New Jersey Governor's Budget Does Little to Change Credit RatingBy
S&P says Democrat’s plan ‘does not significantly change’ view
Pension contributions still fall far short of what’s needed
The political party running New Jersey has changed, but the financial problems squeezing the Garden State haven’t.
The $37.4 billion budget released by Democratic Governor Phil Murphy “does not significantly change” New Jersey’s financial outlook, despite a slight improvement to its deeply underfunded retirement system, according to S&P Global Ratings.

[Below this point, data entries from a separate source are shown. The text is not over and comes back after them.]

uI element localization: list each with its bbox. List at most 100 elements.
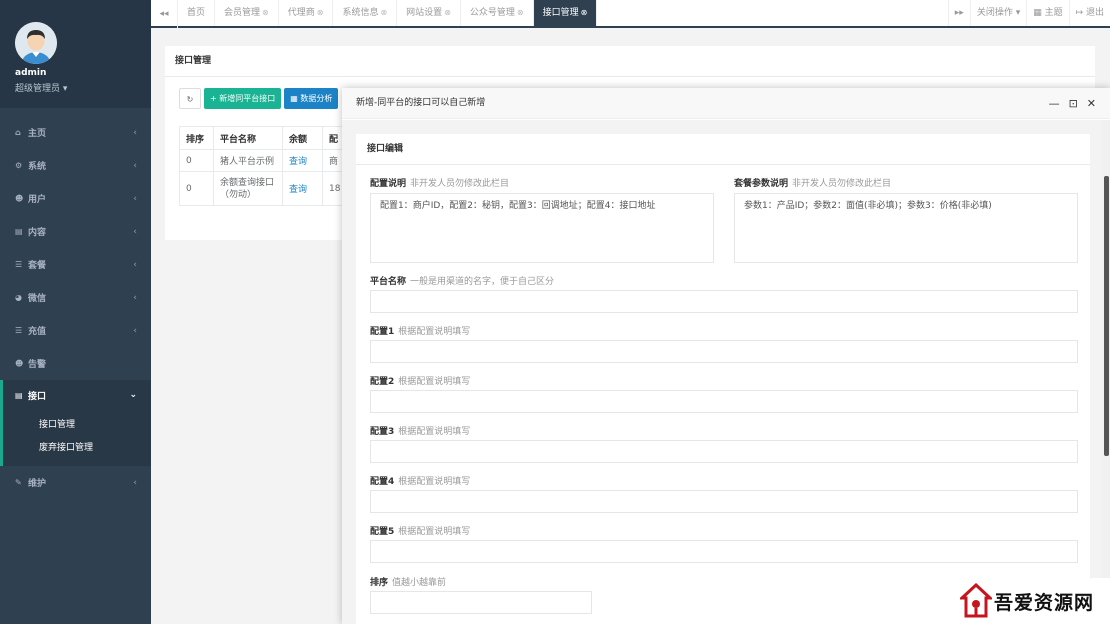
tab-member[interactable]: 会员管理 ⊗ [215, 0, 279, 26]
watermark-logo: 吾爱资源网 [960, 578, 1110, 624]
sidebar-item-alarm[interactable]: ☻ 告警 [0, 347, 151, 380]
tab-agent[interactable]: 代理商 ⊗ [279, 0, 334, 26]
sidebar-item-label: 维护 [28, 479, 47, 489]
tab-official-account[interactable]: 公众号管理 ⊗ [461, 0, 534, 26]
chevron-left-icon: ‹ [133, 160, 137, 171]
platform-name-input[interactable] [370, 290, 1078, 313]
label-text: 配置5 [370, 527, 395, 537]
label-hint: 根据配置说明填写 [398, 327, 471, 337]
add-interface-modal: 新增-同平台的接口可以自己新增 — ⊡ ✕ 接口编辑 配置说明 非开发人员勿修改此… [342, 88, 1110, 624]
theme-button[interactable]: ▦ 主题 [1026, 0, 1068, 26]
sidebar-item-system[interactable]: ⚙ 系统 ‹ [0, 149, 151, 182]
minimize-icon[interactable]: — [1049, 97, 1060, 110]
label-text: 套餐参数说明 [734, 179, 789, 189]
sidebar-item-label: 充值 [28, 327, 47, 337]
sidebar-item-label: 微信 [28, 294, 47, 304]
label-text: 配置3 [370, 427, 395, 437]
tabs-scroll-left-icon[interactable]: ◂◂ [151, 0, 178, 28]
avatar-image [15, 22, 57, 64]
config2-input[interactable] [370, 390, 1078, 413]
close-icon[interactable]: ✕ [1087, 97, 1096, 110]
user-role-dropdown[interactable]: 超级管理员 ▾ [15, 81, 67, 94]
query-link[interactable]: 查询 [282, 171, 323, 206]
modal-controls: — ⊡ ✕ [1049, 88, 1096, 119]
config1-input[interactable] [370, 340, 1078, 363]
tab-label: 首页 [187, 8, 206, 18]
close-icon[interactable]: ⊗ [581, 8, 588, 17]
label-text: 配置2 [370, 377, 395, 387]
sidebar-item-home[interactable]: ⌂ 主页 ‹ [0, 116, 151, 149]
tab-label: 系统信息 [342, 8, 379, 18]
table-cell: 0 [179, 149, 214, 172]
tab-system-info[interactable]: 系统信息 ⊗ [333, 0, 398, 26]
config4-input[interactable] [370, 490, 1078, 513]
tab-label: 代理商 [287, 8, 315, 18]
config2-label: 配置2 根据配置说明填写 [370, 374, 470, 387]
chevron-left-icon: ‹ [133, 259, 137, 270]
add-same-platform-button[interactable]: + 新增同平台接口 [204, 88, 282, 109]
sidebar-item-users[interactable]: ☻ 用户 ‹ [0, 182, 151, 215]
scrollbar-thumb[interactable] [1104, 176, 1109, 456]
sidebar-item-interface[interactable]: ▤ 接口 ⌄ [0, 380, 151, 410]
maximize-icon[interactable]: ⊡ [1069, 97, 1078, 110]
logout-button[interactable]: ↦ 退出 [1068, 0, 1110, 26]
gears-icon: ⚙ [15, 161, 23, 170]
list-icon: ☰ [15, 260, 23, 269]
config4-label: 配置4 根据配置说明填写 [370, 474, 470, 487]
tab-interface-manage[interactable]: 接口管理 ⊗ [533, 0, 598, 26]
tab-site-settings[interactable]: 网站设置 ⊗ [397, 0, 461, 26]
interface-table: 排序 平台名称 余额 配 0 猪人平台示例 查询 商 0 余额查询接口（勿动） … [179, 126, 348, 206]
tab-label: 接口管理 [542, 8, 579, 18]
param-desc-textarea[interactable]: 参数1：产品ID；参数2：面值(非必填)；参数3：价格(非必填) [734, 193, 1078, 263]
modal-scrollbar[interactable] [1102, 120, 1110, 624]
close-icon[interactable]: ⊗ [517, 8, 524, 17]
label-text: 排序 [370, 578, 389, 588]
close-icon[interactable]: ⊗ [380, 8, 387, 17]
users-icon: ☻ [15, 359, 24, 368]
sidebar-nav: ⌂ 主页 ‹ ⚙ 系统 ‹ ☻ 用户 ‹ ▤ 内容 ‹ ☰ 套餐 ‹ ◕ 微信 ‹ ☰ 充值 ‹ ☻ 告警 ▤… [0, 116, 151, 499]
label-text: 配置说明 [370, 179, 407, 189]
config3-label: 配置3 根据配置说明填写 [370, 424, 470, 437]
sidebar-item-wechat[interactable]: ◕ 微信 ‹ [0, 281, 151, 314]
sidebar-subitem-deprecated-interface[interactable]: 废弃接口管理 [39, 437, 151, 460]
config-desc-textarea[interactable]: 配置1：商户ID，配置2：秘钥，配置3：回调地址；配置4：接口地址 [370, 193, 714, 263]
sidebar-item-content[interactable]: ▤ 内容 ‹ [0, 215, 151, 248]
wechat-icon: ◕ [15, 293, 22, 302]
config3-input[interactable] [370, 440, 1078, 463]
tab-label: 会员管理 [224, 8, 261, 18]
table-row: 0 猪人平台示例 查询 商 [179, 149, 348, 172]
query-link[interactable]: 查询 [282, 149, 323, 172]
users-icon: ☻ [15, 194, 24, 203]
sidebar-item-package[interactable]: ☰ 套餐 ‹ [0, 248, 151, 281]
close-icon[interactable]: ⊗ [444, 8, 451, 17]
interface-edit-form: 接口编辑 配置说明 非开发人员勿修改此栏目 配置1：商户ID，配置2：秘钥，配置3… [356, 134, 1090, 624]
close-icon[interactable]: ⊗ [317, 8, 324, 17]
refresh-button[interactable]: ↻ [179, 88, 201, 109]
close-operations-dropdown[interactable]: 关闭操作 ▾ [969, 0, 1026, 26]
chevron-left-icon: ‹ [133, 193, 137, 204]
tab-label: 公众号管理 [469, 8, 515, 18]
file-icon: ▤ [15, 227, 23, 236]
column-header[interactable]: 平台名称 [213, 126, 283, 150]
home-icon: ⌂ [15, 128, 21, 137]
watermark-text: 吾爱资源网 [994, 591, 1095, 614]
form-title: 接口编辑 [356, 134, 1090, 165]
tab-home[interactable]: 首页 [178, 0, 216, 26]
sidebar-item-label: 接口 [28, 391, 47, 402]
table-cell: 0 [179, 171, 214, 206]
close-icon[interactable]: ⊗ [262, 8, 269, 17]
data-analysis-button[interactable]: ▦ 数据分析 [284, 88, 339, 109]
label-hint: 一般是用渠道的名字，便于自己区分 [410, 277, 555, 287]
user-profile: admin 超级管理员 ▾ [0, 0, 151, 108]
sidebar-item-maintenance[interactable]: ✎ 维护 ‹ [0, 466, 151, 499]
sidebar-subitem-interface-manage[interactable]: 接口管理 [39, 414, 151, 437]
chevron-left-icon: ‹ [133, 325, 137, 336]
sort-input[interactable] [370, 591, 592, 614]
top-right-actions: ▸▸ 关闭操作 ▾ ▦ 主题 ↦ 退出 [947, 0, 1110, 26]
column-header[interactable]: 余额 [282, 126, 323, 150]
avatar[interactable] [15, 22, 57, 64]
config5-input[interactable] [370, 540, 1078, 563]
tabs-scroll-right-icon[interactable]: ▸▸ [947, 0, 970, 26]
column-header[interactable]: 排序 [179, 126, 214, 150]
sidebar-item-recharge[interactable]: ☰ 充值 ‹ [0, 314, 151, 347]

While its pensions by July 1 had enough saved to cover about 35.8 percent of the benefits that have been promised, up from 30.9 percent a year earlier, the company said that’s still below an acceptable threshold. And the Democrat’s plan will continue New Jersey’s long, bipartisan tradition of shortchanging the retirement system -- the consequences of which caused a record number of downgrades under former Republican Governor Chris Christie.
“Governor Phil Murphy’s fiscal 2019 budget proposal does not significantly change S&P Global Ratings’ view of credit quality, as the governor’s pension funding proposal represents a continuation of the previous administration’s pension funding policy,” S&P credit analyst David Hitchcock wrote in a report released Monday
S&P ranks New Jersey as A-, seventh-highest investment grade and lower than any other state except Illinois. Moody’s Investors Service also rates it seventh-highest, while Fitch Ratings has it one step higher. All assigned stable outlooks.
Though the pension contribution for the fiscal year that starts July 1 would be a record $3.2 billion, or 28 percent higher than the current year, it’s still barely over half what actuaries say is needed, according to the report. Even if Murphy, a Democrat, were to fund a five-year contribution increase to reach that ideal level, liabilities would stay high and ratios low “for some time,” according to S&P.